US 11,868,412 B1
Data enrichment systems and methods for abbreviated domain name classification
Gaurav Mitesh Dalal, Fremont, CA (US); Ali Mesdaq, San Jose, CA (US); and Hung-Jen Chang, Fremont, CA (US)
Assigned to Proofpoint, Inc., Sunnyvale, CA (US)
Filed by Proofpoint, Inc., Sunnyvale, CA (US)
Filed on Nov. 19, 2021, as Appl. No. 17/530,931.
Application 17/530,931 is a continuation of application No. 16/370,323, filed on Mar. 29, 2019, granted, now 11,194,871.
This patent is subject to a terminal disclaimer.
Int. Cl. G06F 16/953 (2019.01); G06F 16/28 (2019.01)

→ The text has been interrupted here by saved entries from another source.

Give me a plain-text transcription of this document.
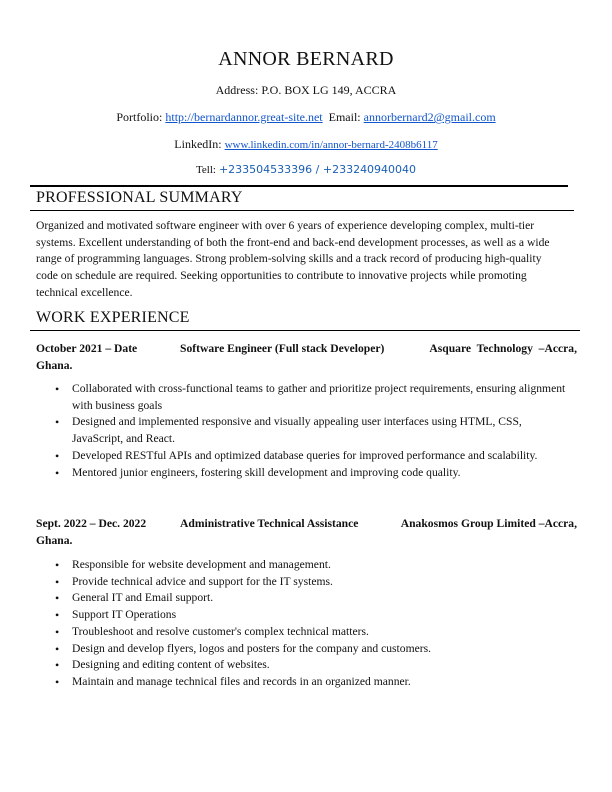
ANNOR BERNARD
Address: P.O. BOX LG 149, ACCRA
Portfolio: http://bernardannor.great-site.net Email: annorbernard2@gmail.com
LinkedIn: www.linkedin.com/in/annor-bernard-2408b6117
Tell: +233504533396 / +233240940040
PROFESSIONAL SUMMARY
Organized and motivated software engineer with over 6 years of experience developing complex, multi-tier
systems. Excellent understanding of both the front-end and back-end development processes, as well as a wide
range of programming languages. Strong problem-solving skills and a track record of producing high-quality
code on schedule are required. Seeking opportunities to contribute to innovative projects while promoting
technical excellence.
WORK EXPERIENCE
October 2021 – Date	Software Engineer (Full stack Developer)	Asquare  Technology  –Accra,
Ghana.
• Collaborated with cross-functional teams to gather and prioritize project requirements, ensuring alignment with business goals
• Designed and implemented responsive and visually appealing user interfaces using HTML, CSS, JavaScript, and React.
• Developed RESTful APIs and optimized database queries for improved performance and scalability.
• Mentored junior engineers, fostering skill development and improving code quality.
Sept. 2022 – Dec. 2022	Administrative Technical Assistance	Anakosmos Group Limited –Accra,
Ghana.
• Responsible for website development and management.
• Provide technical advice and support for the IT systems.
• General IT and Email support.
• Support IT Operations
• Troubleshoot and resolve customer's complex technical matters.
• Design and develop flyers, logos and posters for the company and customers.
• Designing and editing content of websites.
• Maintain and manage technical files and records in an organized manner.
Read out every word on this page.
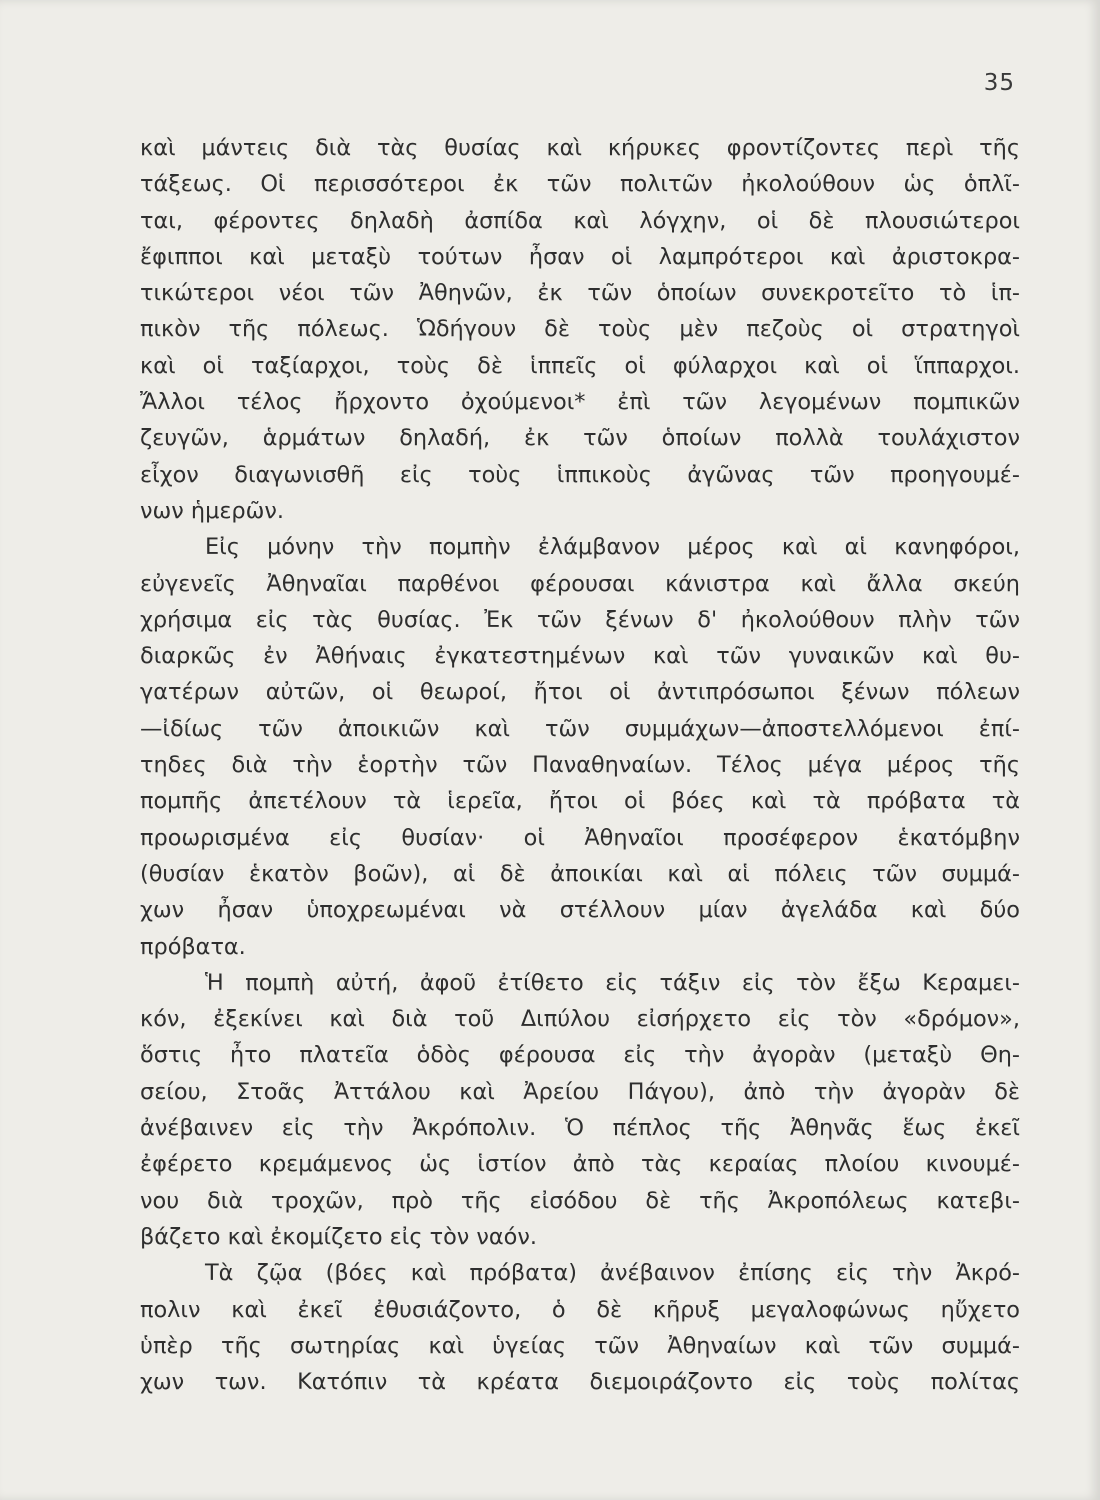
35
καὶ μάντεις διὰ τὰς θυσίας καὶ κήρυκες φροντίζοντες περὶ τῆς
τάξεως. Οἱ περισσότεροι ἐκ τῶν πολιτῶν ἠκολούθουν ὡς ὁπλῖ-
ται, φέροντες δηλαδὴ ἀσπίδα καὶ λόγχην, οἱ δὲ πλουσιώτεροι
ἔφιπποι καὶ μεταξὺ τούτων ἦσαν οἱ λαμπρότεροι καὶ ἀριστοκρα-
τικώτεροι νέοι τῶν Ἀθηνῶν, ἐκ τῶν ὁποίων συνεκροτεῖτο τὸ ἱπ-
πικὸν τῆς πόλεως. Ὡδήγουν δὲ τοὺς μὲν πεζοὺς οἱ στρατηγοὶ
καὶ οἱ ταξίαρχοι, τοὺς δὲ ἱππεῖς οἱ φύλαρχοι καὶ οἱ ἵππαρχοι.
Ἄλλοι τέλος ἤρχοντο ὀχούμενοι* ἐπὶ τῶν λεγομένων πομπικῶν
ζευγῶν, ἁρμάτων δηλαδή, ἐκ τῶν ὁποίων πολλὰ τουλάχιστον
εἶχον διαγωνισθῆ εἰς τοὺς ἱππικοὺς ἀγῶνας τῶν προηγουμέ-
νων ἡμερῶν.
Εἰς μόνην τὴν πομπὴν ἐλάμβανον μέρος καὶ αἱ κανηφόροι,
εὐγενεῖς Ἀθηναῖαι παρθένοι φέρουσαι κάνιστρα καὶ ἄλλα σκεύη
χρήσιμα εἰς τὰς θυσίας. Ἐκ τῶν ξένων δ' ἠκολούθουν πλὴν τῶν
διαρκῶς ἐν Ἀθήναις ἐγκατεστημένων καὶ τῶν γυναικῶν καὶ θυ-
γατέρων αὐτῶν, οἱ θεωροί, ἤτοι οἱ ἀντιπρόσωποι ξένων πόλεων
—ἰδίως τῶν ἀποικιῶν καὶ τῶν συμμάχων—ἀποστελλόμενοι ἐπί-
τηδες διὰ τὴν ἑορτὴν τῶν Παναθηναίων. Τέλος μέγα μέρος τῆς
πομπῆς ἀπετέλουν τὰ ἱερεῖα, ἤτοι οἱ βόες καὶ τὰ πρόβατα τὰ
προωρισμένα εἰς θυσίαν· οἱ Ἀθηναῖοι προσέφερον ἑκατόμβην
(θυσίαν ἑκατὸν βοῶν), αἱ δὲ ἀποικίαι καὶ αἱ πόλεις τῶν συμμά-
χων ἦσαν ὑποχρεωμέναι νὰ στέλλουν μίαν ἀγελάδα καὶ δύο
πρόβατα.
Ἡ πομπὴ αὐτή, ἀφοῦ ἐτίθετο εἰς τάξιν εἰς τὸν ἔξω Κεραμει-
κόν, ἐξεκίνει καὶ διὰ τοῦ Διπύλου εἰσήρχετο εἰς τὸν «δρόμον»,
ὅστις ἦτο πλατεῖα ὁδὸς φέρουσα εἰς τὴν ἀγορὰν (μεταξὺ Θη-
σείου, Στοᾶς Ἀττάλου καὶ Ἀρείου Πάγου), ἀπὸ τὴν ἀγορὰν δὲ
ἀνέβαινεν εἰς τὴν Ἀκρόπολιν. Ὁ πέπλος τῆς Ἀθηνᾶς ἕως ἐκεῖ
ἐφέρετο κρεμάμενος ὡς ἱστίον ἀπὸ τὰς κεραίας πλοίου κινουμέ-
νου διὰ τροχῶν, πρὸ τῆς εἰσόδου δὲ τῆς Ἀκροπόλεως κατεβι-
βάζετο καὶ ἐκομίζετο εἰς τὸν ναόν.
Τὰ ζῷα (βόες καὶ πρόβατα) ἀνέβαινον ἐπίσης εἰς τὴν Ἀκρό-
πολιν καὶ ἐκεῖ ἐθυσιάζοντο, ὁ δὲ κῆρυξ μεγαλοφώνως ηὔχετο
ὑπὲρ τῆς σωτηρίας καὶ ὑγείας τῶν Ἀθηναίων καὶ τῶν συμμά-
χων των. Κατόπιν τὰ κρέατα διεμοιράζοντο εἰς τοὺς πολίτας
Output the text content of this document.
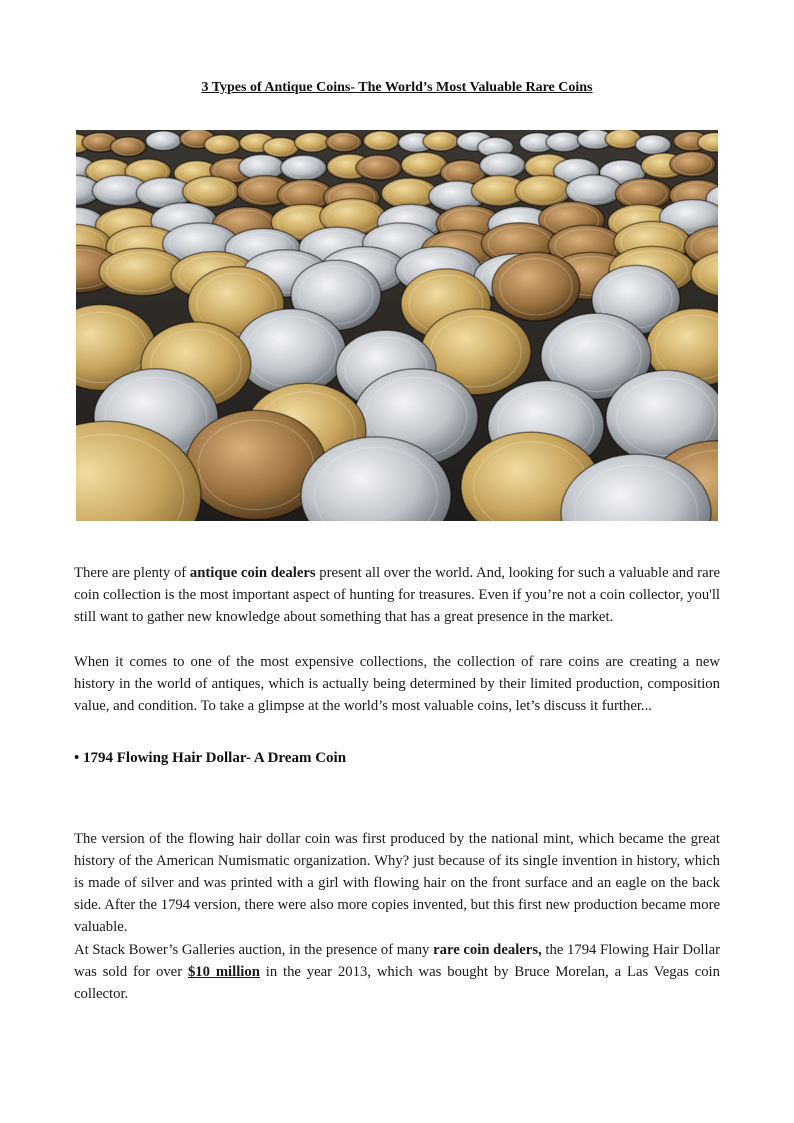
3 Types of Antique Coins- The World’s Most Valuable Rare Coins

There are plenty of antique coin dealers present all over the world. And, looking for such a valuable and rare coin collection is the most important aspect of hunting for treasures. Even if you’re not a coin collector, you'll still want to gather new knowledge about something that has a great presence in the market.

When it comes to one of the most expensive collections, the collection of rare coins are creating a new history in the world of antiques, which is actually being determined by their limited production, composition value, and condition. To take a glimpse at the world’s most valuable coins, let’s discuss it further...

• 1794 Flowing Hair Dollar- A Dream Coin

The version of the flowing hair dollar coin was first produced by the national mint, which became the great history of the American Numismatic organization. Why? just because of its single invention in history, which is made of silver and was printed with a girl with flowing hair on the front surface and an eagle on the back side. After the 1794 version, there were also more copies invented, but this first new production became more valuable.

At Stack Bower’s Galleries auction, in the presence of many rare coin dealers, the 1794 Flowing Hair Dollar was sold for over $10 million in the year 2013, which was bought by Bruce Morelan, a Las Vegas coin collector.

CPC G06F 16/953 (2019.01) [G06F 16/285 (2019.01); G06F 16/288 (2019.01)] 20 Claims
OG exemplary drawing
 
1. A method, comprising:
receiving, through a user interface by a computer operating a data enrichment engine, an abbreviated domain name having characters;
obtaining, by the data enrichment engine, web content source code corresponding to the abbreviated domain name;
extracting, by the data enrichment engine, textual content from the web content source code corresponding to the abbreviated domain name;
capturing, by the data enrichment engine, a number of consecutive words from the textual content;
comparing, by the data enrichment engine, an initial character from each of the number of consecutive words with the characters of the abbreviated domain name;
determining, by the data enrichment engine based on the comparison, a set of words with initial characters that match characters of the abbreviated domain name to establish a relationship between the set of words and the abbreviated domain name, wherein the determining the set of words further comprises removing consecutive words from the textual content that have initial characters arranged in an order that is different from that of the characters of the abbreviated domain name;
determining, by the data enrichment engine, whether a candidate domain name based on the set of words and the abbreviated domain name are owned by a same entity and finding new domain names based on information relating to the candidate domain name; and
providing, by the data enrichment engine, the candidate domain name to a downstream computing facility for domain name classification.